While I was trying to see the values of all the variables when in the breakpoint, some would say "Variable is optimized away and not available" and wouldn't show the value. Some quick googling told me that Visual Studio has some optimization techniques that speed up execution in debug mode, one of which is "moving local variables to locations the debugger does not understand".

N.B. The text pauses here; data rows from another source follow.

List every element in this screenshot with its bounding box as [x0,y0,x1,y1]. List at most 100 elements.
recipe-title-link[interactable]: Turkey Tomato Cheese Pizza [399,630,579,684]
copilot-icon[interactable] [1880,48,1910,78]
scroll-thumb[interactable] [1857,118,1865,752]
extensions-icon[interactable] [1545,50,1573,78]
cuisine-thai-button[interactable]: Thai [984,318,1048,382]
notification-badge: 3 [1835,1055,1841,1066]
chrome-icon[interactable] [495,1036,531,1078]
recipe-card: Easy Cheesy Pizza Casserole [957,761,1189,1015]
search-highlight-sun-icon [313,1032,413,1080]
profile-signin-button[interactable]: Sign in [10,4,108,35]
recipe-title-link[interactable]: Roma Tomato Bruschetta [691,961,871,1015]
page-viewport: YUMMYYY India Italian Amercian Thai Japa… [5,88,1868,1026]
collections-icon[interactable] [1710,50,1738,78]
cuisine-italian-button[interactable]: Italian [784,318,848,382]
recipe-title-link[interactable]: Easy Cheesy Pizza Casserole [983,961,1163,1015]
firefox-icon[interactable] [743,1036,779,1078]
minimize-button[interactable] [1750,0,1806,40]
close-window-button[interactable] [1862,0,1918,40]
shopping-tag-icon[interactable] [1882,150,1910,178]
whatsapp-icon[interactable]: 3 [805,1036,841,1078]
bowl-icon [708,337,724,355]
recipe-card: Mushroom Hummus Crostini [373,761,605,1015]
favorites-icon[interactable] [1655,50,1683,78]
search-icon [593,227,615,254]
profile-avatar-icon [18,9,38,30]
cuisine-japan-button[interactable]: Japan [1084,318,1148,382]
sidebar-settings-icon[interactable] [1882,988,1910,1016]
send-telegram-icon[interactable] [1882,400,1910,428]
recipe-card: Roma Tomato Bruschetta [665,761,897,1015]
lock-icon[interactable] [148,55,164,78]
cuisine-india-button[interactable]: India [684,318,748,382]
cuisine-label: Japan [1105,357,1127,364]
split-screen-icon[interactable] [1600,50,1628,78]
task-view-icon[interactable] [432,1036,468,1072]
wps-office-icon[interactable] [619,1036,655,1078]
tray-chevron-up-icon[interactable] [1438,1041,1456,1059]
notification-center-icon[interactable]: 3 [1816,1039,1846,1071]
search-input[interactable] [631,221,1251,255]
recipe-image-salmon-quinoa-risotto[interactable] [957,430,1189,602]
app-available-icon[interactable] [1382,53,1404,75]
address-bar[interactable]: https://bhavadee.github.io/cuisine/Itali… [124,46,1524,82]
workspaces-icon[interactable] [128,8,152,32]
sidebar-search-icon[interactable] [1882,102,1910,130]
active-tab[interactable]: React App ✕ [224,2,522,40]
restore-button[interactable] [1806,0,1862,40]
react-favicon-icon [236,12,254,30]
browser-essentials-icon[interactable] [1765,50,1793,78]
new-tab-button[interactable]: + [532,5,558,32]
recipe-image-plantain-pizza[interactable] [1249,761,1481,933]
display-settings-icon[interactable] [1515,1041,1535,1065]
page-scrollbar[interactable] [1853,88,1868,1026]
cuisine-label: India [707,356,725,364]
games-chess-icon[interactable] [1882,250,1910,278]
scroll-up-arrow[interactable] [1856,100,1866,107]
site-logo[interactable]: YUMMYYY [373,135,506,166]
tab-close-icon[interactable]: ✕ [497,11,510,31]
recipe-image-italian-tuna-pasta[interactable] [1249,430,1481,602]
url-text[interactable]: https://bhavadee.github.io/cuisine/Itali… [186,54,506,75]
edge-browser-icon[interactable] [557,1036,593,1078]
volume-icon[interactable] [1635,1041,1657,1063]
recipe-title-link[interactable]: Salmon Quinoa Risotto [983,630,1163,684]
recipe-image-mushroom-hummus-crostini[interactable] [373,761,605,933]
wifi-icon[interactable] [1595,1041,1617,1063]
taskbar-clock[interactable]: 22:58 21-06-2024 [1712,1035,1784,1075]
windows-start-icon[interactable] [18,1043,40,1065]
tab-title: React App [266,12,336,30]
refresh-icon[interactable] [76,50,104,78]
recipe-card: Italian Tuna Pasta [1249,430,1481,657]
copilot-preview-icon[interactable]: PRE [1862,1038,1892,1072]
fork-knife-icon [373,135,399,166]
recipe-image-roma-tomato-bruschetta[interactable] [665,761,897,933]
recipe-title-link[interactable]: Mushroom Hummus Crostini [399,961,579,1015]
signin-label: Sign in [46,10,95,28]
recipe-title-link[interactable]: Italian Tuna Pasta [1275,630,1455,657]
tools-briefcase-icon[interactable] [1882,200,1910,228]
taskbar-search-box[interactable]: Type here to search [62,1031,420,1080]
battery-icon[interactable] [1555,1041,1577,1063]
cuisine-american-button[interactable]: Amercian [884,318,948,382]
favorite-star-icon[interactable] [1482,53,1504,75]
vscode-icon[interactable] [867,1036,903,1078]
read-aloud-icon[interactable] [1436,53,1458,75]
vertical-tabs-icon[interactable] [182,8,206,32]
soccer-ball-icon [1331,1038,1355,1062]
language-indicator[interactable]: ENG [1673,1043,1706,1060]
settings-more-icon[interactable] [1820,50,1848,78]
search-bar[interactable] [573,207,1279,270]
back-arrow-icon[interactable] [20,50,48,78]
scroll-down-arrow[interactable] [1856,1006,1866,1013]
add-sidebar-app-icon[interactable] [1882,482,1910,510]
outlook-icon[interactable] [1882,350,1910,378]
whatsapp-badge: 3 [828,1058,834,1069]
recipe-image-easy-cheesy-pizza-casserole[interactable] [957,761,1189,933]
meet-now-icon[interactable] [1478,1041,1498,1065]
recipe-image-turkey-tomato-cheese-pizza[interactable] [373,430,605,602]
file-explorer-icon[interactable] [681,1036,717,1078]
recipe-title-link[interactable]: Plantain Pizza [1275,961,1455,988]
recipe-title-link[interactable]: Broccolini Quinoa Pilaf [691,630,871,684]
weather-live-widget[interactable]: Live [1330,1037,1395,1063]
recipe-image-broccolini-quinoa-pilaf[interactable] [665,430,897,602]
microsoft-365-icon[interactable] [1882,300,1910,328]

To get around this is actually quite easy. User Temaran on the Unreal Engine forums shows how you can use the preprocessor directive
#pragma optimize("", off)
to turn off this optimization and see the values you want. Once I did this, I could see that my weight variable which should have been between 0 and 1 was being set anywhere up to 11. Doing a quick
FMath::Clamp<float>()
fixed this in a jiffy (and is how I got the screenshot for the expected outcome), but I would still like to do some more debugging to know why the value is getting blown up so much more than it should. Now that that was fixed I went to add more biomes to the Earth-like planet. I did 5 total: 2 arctic biomes with one at each pole, 1 desert biome across the equator, and one 'default' biome on each side of the desert. When I tried to generate this though it crashed the editor. The engine was complaining that the texture it was trying to create for the planet had a size that wasn't a power of 2. This was true as the texture is always 256 long but the height is equal to the number of biomes, in this case 5 which is not a power of 2. Not really sure why 3 worked then with the Martian planet before but whatever.
The hacky fix is to duplicate any of the biomes until there is a power of 2 number total. Not clean, user-friendly, or efficient, but 'it works for now™' and allows me to get screenshots like this:
So in the end I'm one bug down, way more than one to go.